On obtient ainsi deux points de départ jumelés, dont la combinaison semble avoir été essentielle dans la naissance de la tragédie. Cela ne veut pas dire, malheureusement, que la part de l’un et de l’autre dans cette combinaison, ni la façon dont elle se fit, nous apparaissent avec clarté. Et entre les improvisations religieuses des débuts et la représentation officielle qui seule nous est connue, les transitions font défaut : l’on en est réduit aux hypothèses et les modalités s’enveloppent de mystère» (J. de Romilly. Ibid. p. 15).
«…les auteurs de tragédies prirent donc la matière de leurs œuvres dans l’épopée. Et il n’est pas douteux qu’ils y prirent, du même coup, l’art de construire des personnages et des scènes capables d’émouvoir. Donner le sentiment de la vie, inspirer terreur et pitié, obliger à partager une souffrance ou une anxiété – l’épopée l’avait toujours fait et elle apprit aux tragiques à le faire. Aussi pourrait-on dire que, si la fête a créé le genre tragique, c’est l’influence de l’épopée qui en a fait un genre littéraire.
Mais l’épopée ainsi transposée [en représentation] devint quelque chose de nouveau. L’épopée racontait : la tragédie montra. Or, cela même implique une série d’innovations. Dans la tragédie, en effet, tout est là, sous les yeux, réel, proche, immédiat. On y croit. On a peur. Et nous savons par des témoignages anciens combien certains spectacles épouvantaient les spectateurs. La tragédie tire sa force, par rapport à l’épopée, d’être ainsi tangible et terrible.
D’autre part, la limitation imposée à l’auteur l’obligeait à choisir un épisode, un seul, dont les spectateurs suivraient le développement dans sa continuité, passant ainsi par toutes les phases de l’espoir et de la crainte, sans rémission de l’intérêt.

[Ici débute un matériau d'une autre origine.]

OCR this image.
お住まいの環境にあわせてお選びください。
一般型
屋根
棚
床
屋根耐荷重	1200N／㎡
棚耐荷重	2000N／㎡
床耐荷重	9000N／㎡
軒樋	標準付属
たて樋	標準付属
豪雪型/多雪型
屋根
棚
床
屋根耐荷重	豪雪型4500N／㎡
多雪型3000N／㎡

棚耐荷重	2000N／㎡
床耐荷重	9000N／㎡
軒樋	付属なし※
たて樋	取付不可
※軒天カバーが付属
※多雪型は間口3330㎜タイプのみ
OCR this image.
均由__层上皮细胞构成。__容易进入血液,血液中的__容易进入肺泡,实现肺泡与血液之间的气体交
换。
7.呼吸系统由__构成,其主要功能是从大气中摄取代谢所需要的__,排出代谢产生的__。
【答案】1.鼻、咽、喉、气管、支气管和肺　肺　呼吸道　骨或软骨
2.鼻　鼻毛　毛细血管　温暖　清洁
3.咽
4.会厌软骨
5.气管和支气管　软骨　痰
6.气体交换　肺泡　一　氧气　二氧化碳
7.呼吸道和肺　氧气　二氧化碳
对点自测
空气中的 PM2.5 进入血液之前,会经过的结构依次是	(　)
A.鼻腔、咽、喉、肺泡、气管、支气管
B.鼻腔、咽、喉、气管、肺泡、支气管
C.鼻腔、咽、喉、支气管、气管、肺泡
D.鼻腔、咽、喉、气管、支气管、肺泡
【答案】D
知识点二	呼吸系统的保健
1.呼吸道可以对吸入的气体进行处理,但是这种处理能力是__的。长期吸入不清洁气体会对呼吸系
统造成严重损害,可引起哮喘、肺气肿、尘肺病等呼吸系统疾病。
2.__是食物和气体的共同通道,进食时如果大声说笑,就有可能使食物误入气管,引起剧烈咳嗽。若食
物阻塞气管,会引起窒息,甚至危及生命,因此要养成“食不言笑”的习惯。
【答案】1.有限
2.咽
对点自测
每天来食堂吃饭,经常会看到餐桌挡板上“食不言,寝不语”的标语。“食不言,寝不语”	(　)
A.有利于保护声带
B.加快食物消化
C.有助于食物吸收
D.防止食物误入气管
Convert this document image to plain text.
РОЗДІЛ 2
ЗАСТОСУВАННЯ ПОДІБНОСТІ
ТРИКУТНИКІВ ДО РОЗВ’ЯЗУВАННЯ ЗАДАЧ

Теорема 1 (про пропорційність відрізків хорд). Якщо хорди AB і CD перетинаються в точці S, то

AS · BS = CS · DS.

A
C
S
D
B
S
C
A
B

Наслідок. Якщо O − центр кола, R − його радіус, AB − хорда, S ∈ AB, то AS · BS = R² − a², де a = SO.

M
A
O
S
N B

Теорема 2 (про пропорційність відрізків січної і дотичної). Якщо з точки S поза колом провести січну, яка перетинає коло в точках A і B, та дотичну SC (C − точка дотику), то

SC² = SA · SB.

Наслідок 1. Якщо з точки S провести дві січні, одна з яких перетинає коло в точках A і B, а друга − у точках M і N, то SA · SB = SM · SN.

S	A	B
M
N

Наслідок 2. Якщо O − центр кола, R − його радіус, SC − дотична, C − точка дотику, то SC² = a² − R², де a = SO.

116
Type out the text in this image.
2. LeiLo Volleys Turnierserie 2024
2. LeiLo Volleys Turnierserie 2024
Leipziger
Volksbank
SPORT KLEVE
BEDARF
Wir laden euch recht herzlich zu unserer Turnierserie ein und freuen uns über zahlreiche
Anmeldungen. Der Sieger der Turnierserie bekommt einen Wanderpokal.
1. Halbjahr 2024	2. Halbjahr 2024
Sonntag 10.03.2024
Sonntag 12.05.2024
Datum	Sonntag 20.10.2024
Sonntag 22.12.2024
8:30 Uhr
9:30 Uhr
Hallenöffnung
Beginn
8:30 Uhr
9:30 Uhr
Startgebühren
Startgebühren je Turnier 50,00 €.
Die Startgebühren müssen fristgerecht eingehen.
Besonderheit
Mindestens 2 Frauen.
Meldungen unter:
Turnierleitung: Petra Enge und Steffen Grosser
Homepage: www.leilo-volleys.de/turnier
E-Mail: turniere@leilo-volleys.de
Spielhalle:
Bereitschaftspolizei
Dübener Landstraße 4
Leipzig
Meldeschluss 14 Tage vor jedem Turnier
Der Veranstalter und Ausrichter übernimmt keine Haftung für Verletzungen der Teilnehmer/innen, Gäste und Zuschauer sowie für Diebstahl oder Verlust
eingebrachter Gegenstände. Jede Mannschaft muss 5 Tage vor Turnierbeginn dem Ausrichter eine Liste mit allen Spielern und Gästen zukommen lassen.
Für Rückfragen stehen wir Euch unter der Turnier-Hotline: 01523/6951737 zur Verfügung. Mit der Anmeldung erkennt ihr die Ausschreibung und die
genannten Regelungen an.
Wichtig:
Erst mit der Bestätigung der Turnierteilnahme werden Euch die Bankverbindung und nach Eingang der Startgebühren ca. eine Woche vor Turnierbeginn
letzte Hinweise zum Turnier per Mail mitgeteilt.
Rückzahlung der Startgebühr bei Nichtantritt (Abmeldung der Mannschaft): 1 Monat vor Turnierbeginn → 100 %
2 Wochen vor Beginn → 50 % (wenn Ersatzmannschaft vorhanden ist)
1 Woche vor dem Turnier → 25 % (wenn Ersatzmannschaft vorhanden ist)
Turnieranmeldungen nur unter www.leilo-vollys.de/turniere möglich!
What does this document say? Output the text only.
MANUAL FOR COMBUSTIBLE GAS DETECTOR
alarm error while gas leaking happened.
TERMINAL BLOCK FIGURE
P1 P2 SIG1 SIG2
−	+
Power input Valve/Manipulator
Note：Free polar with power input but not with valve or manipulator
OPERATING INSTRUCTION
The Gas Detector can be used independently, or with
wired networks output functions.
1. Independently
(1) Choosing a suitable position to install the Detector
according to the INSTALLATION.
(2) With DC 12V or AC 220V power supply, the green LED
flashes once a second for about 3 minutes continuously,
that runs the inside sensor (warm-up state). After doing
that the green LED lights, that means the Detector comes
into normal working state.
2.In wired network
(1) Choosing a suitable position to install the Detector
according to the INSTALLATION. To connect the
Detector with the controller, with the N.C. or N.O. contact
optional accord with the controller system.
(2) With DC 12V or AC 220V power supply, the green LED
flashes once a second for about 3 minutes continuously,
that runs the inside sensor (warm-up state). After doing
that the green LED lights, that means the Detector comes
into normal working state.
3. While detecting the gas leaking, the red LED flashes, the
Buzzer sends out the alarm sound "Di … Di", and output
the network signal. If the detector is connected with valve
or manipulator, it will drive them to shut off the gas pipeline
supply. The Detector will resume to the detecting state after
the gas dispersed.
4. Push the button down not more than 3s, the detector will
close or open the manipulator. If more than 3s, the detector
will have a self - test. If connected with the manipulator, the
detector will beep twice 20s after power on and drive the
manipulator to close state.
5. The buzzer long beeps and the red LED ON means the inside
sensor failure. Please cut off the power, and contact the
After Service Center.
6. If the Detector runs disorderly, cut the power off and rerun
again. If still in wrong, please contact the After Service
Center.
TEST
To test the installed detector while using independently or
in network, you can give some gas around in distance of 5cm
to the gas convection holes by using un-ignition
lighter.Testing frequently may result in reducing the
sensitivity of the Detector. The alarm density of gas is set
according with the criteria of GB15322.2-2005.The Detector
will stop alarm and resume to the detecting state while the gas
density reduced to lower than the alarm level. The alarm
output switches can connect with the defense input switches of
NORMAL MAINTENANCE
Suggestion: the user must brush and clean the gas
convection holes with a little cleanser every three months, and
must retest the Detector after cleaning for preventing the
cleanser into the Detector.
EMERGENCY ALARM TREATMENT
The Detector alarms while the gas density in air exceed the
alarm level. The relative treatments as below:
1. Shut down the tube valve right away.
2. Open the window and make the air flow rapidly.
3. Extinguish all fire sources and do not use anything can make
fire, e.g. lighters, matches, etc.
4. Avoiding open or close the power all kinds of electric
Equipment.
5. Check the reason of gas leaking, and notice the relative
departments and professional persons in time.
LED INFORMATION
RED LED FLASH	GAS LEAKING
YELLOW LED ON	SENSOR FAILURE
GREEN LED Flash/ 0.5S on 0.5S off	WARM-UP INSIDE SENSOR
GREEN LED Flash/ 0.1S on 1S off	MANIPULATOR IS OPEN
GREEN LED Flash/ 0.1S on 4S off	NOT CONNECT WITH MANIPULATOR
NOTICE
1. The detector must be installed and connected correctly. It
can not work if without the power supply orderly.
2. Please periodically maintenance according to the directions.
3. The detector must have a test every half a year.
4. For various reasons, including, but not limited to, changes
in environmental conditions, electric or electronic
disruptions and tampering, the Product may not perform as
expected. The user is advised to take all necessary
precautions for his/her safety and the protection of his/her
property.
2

La tragédie tire aussi sa force de cette concentration de l’attention sur une action unique.
Enfin les conditions mêmes de la représentation amenaient naturellement les auteurs à grandir plutôt les héros et les thèmes. Il convient de le rappeler, car notre théâtre (et déjà le théâtre latin) diffère sur ce point de ce qu’était le théâtre grec. Théâtre de plein air, ce dernier était fait pour des représentations exceptionnelles, groupant un public énorme. Les visages étaient dissimulés par des masques, les rôles de femmes tenus par des hommes. Tout ceci exclut d’office un théâtre tout en nuances, consacré à la psychologie et aux caractères. Contrairement à ce que les termes pourraient suggérer à un moderne, le théâtre était, chez les Grecs, moins intime que l’épopée.
Parce qu’elle montrait au lieu de raconter, et par les conditions mêmes dans lesquelles elle montrait, la tragédie pouvait donc tirer des données épiques un effet plus immédiat et une leçon plus solennelle. Cela s’accordait à merveille avec sa double fonction, religieuse et nationale : les données épiques ne trouvaient accès au théâtre de Dionysos que liées à la présence des dieux et au souci de la collectivité, plus intenses, plus saisissantes, plus chargées de force et de sens» (J. de Romilly. Ibid. pp. 20-21)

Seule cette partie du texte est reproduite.